I saw Blade Runner 2049 back in October, opening week. I was in the middle of one of my worst anxiety attacks of the last few months, touched off my moving, sleep deprivation, and the looming threat of nuclear war, thanks to Donald Trump. It wasn't a good experience. I should have waited until I was in a better headspace. So I went back. Then I went back three more times.
The first time I went back was simply because I felt like this was the closest we were going to get to seeing Neuromancer on the big screen - there were a lot of nods to William Gibson's cyberpunk novels within the film, which is ironic because
when he was originally writing Neuromancer, he was afraid of being accused of having ripped off Blade Runner. But then I was hooked again.
I think there is something to the fact that folks are calling Blade Runner 2049 the best sequel ever made. Thematically, it does not skip a beat when compared to the original. And I don't care about the fact that it is "too long." Screw the haters, some of us enjoy long atmospheric movies. I'd have watched the rumored four-hour cut. I mean, the original Blade Runner (well, the Final Cut) is a movie I occasionally just put on in the background as I am doing stuff. If anything - I'm actually going to say it - I think 2049 is a superior film.
I understand that there is sharp criticism of this film in some feminist circles - but I feel like this falls into the realm of the "depiction of misogyny is not in itself automatically misogynist, sometimes you have to depict misogyny to show why the patriarchy is shit" argument that I have been making for decades now. This film depicts the capitalist commodification of sentient beings, something that the patriarchy has been doing for centuries, and that it tends to accelerate and exacerbate whenever checks on neoliberalist capitalism are removed. This is why it is called a freaking dystopia, guys.
Yes, the original film is problematic as hell on that front: and it's one of the reasons that I disliked Deckard.

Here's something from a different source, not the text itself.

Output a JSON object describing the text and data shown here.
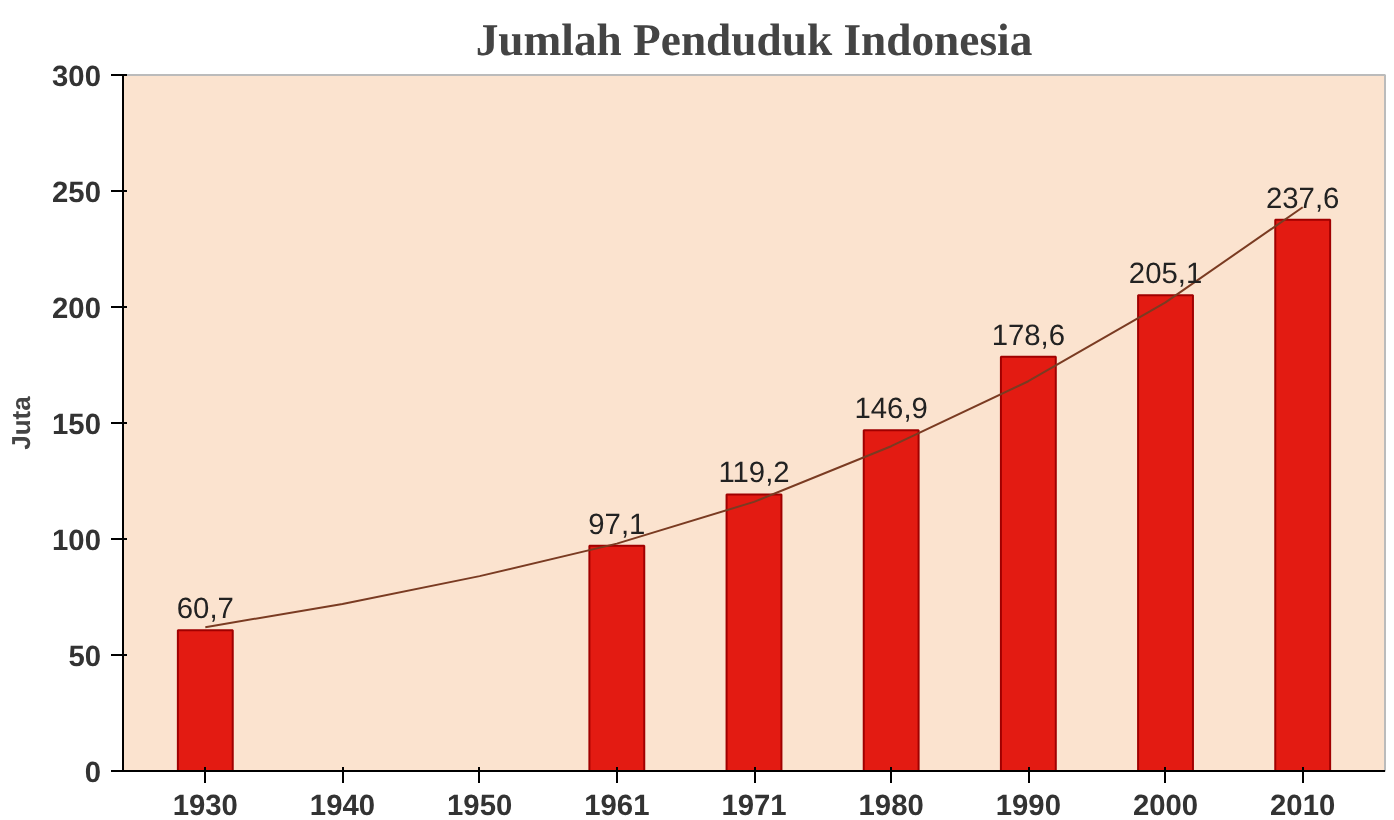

True confession time: I did not like Deckard in the first film and sympathized very heavily with the escaped Nexus 6es. I almost saw it from their perspective like a horror story - they are on the run, with a limited lifespan, surrounded by people who see them as malfunctioning objects and who want them dead. Sebastian might have been nice to them, but he is ultimately part of the same system that creates them only to enslave and mistreat and ultimately dispose of them.
Deckard is like a slasher who is stalking them, a "killer with a gun and a list" to paraphrase Philip K. Dick's novel. He shoots a fleeing woman in the back, on a crowded street where there might have been innocent bystanders hit by his gunfire. He obviously has reservations about his work, but he does it anyway - and drowns his emotions in liquor. And this doesn't even get into how problematic his relationship with Rachel is.
He only sees Roy as a person right as Roy is dying. This is the epiphany that humanizes him.
K/Joe (Ryan Gosling's character) by contrast, is sympathetic almost from minute one. He is polite. He does not abuse his partner. One gets the feeling that he respects life. He wants to be validated and valued as a person, and his actions validate others around him, even as he is called upon to kill his own kind. K/Joe is worth fifty of Deckard as we see him in the original film.
It's obvious that Deckard has gone through a lot of character development and is way more likable in 2049 - I was furious with Wallace (Jared Leto) for taunting him in the scene where he confronts Deckard in his Zen Room, and I had gone into the sequel on Oct 7th 2017 still not liking Deckard. It's a testament to the script, and to Harrison Ford's skill, that I suddenly felt so strongly for a character I had detested. I wonder if something will ever cause Niander Wallace to have an epiphany like Deckard did, something that will cause him to see his creations as people?
In another timeline, presumably one where Al Gore had gotten to serve as president and things would not be as fucked up as they are now, I'd have resurrected my fan site. Maybe I should do that in some fashion.